Technology and faculty strengths

But others have pointed to the benefits of the Fudan campus, including Fudan’s prestige as a top 100 university in global rankings and being among the top three in China. Some local union organisations fear it will siphon off some of Hungary’s top academics with higher pay and top-notch science facilities and technology programmes.

The agreement signed Tuesday says: “The parties shall facilitate the settlement of R&D centres of Chinese companies and the investments of further Chinese companies in cooperation with research institutes to be set up in the frame of Fudan Hungary University.”

It points to a focus, among other subjects, on “international studies and geopolitics, as there is an increasing global demand for foreign policy professionals who have a comprehensive knowledge of Chinese culture and are experts in global roles and relations”.

According to Tuesday’s statement from Fudan and the government, Fudan could “contribute to improving Hungarian higher education through a healthy competition between universities and involving renowned foreign professors”.

It also stated that the new institution wanted to encourage joint research and educational projects with Hungarian and European universities.

However, the European Commission has warned against using branch campuses and other types of collaboration to access European Union research funding.

Hungarian universities are underfunded and lecturer salaries are low, Matura noted. “Fudan has an immense amount of money; their annual budget is around twice as high as the total combined budget of all Hungarian universities. And they have the prestige. I believe they would hire a lot of high-ranking and high-profile professors and experts to teach in Hungary. Of course, they will send a lot of Chinese professors as well.”

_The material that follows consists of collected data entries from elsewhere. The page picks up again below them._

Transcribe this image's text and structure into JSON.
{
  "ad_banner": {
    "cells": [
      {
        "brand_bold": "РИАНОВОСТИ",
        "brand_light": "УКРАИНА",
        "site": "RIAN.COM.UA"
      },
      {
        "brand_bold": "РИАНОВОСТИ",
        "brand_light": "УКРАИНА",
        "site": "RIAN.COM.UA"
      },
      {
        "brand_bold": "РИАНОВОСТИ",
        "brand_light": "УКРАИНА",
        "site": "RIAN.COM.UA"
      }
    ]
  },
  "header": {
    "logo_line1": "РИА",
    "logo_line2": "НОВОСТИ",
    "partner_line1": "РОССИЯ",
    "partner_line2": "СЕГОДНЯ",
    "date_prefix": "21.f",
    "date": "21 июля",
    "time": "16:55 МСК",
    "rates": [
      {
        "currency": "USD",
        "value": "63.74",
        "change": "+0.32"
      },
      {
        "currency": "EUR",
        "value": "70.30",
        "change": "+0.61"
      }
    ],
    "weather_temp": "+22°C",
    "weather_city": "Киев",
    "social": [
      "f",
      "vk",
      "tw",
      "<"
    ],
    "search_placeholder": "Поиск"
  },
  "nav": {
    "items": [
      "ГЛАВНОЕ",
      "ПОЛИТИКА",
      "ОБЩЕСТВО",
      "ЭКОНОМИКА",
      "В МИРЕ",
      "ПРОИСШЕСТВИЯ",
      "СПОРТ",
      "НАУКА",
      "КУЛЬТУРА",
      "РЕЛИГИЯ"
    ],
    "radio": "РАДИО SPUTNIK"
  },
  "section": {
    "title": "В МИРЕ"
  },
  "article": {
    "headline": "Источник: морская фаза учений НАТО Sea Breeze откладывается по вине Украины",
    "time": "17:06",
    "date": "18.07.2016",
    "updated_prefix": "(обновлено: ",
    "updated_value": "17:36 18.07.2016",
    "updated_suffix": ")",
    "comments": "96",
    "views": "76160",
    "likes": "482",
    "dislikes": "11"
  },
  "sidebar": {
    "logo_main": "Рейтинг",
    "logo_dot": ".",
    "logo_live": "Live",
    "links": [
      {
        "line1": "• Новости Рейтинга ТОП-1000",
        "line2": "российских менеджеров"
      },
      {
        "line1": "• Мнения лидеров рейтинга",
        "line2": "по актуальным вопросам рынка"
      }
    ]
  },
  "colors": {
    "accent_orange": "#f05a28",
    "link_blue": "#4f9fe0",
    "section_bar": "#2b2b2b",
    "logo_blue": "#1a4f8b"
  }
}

Fudan University has some 4,500 faculty and 30,000 students in Shanghai.

“In fields of technology, we have a lot to learn from the Chinese. Some people have already mentioned that Huawei would be a natural partner for Fudan Hungary to set up some kind of research centre. In fields like artificial intelligence, or 5G or 6G [telecommunications networks], they can bring a lot of expertise to Hungary that would benefit not only Hungary, but maybe the whole European Union,” Matura said.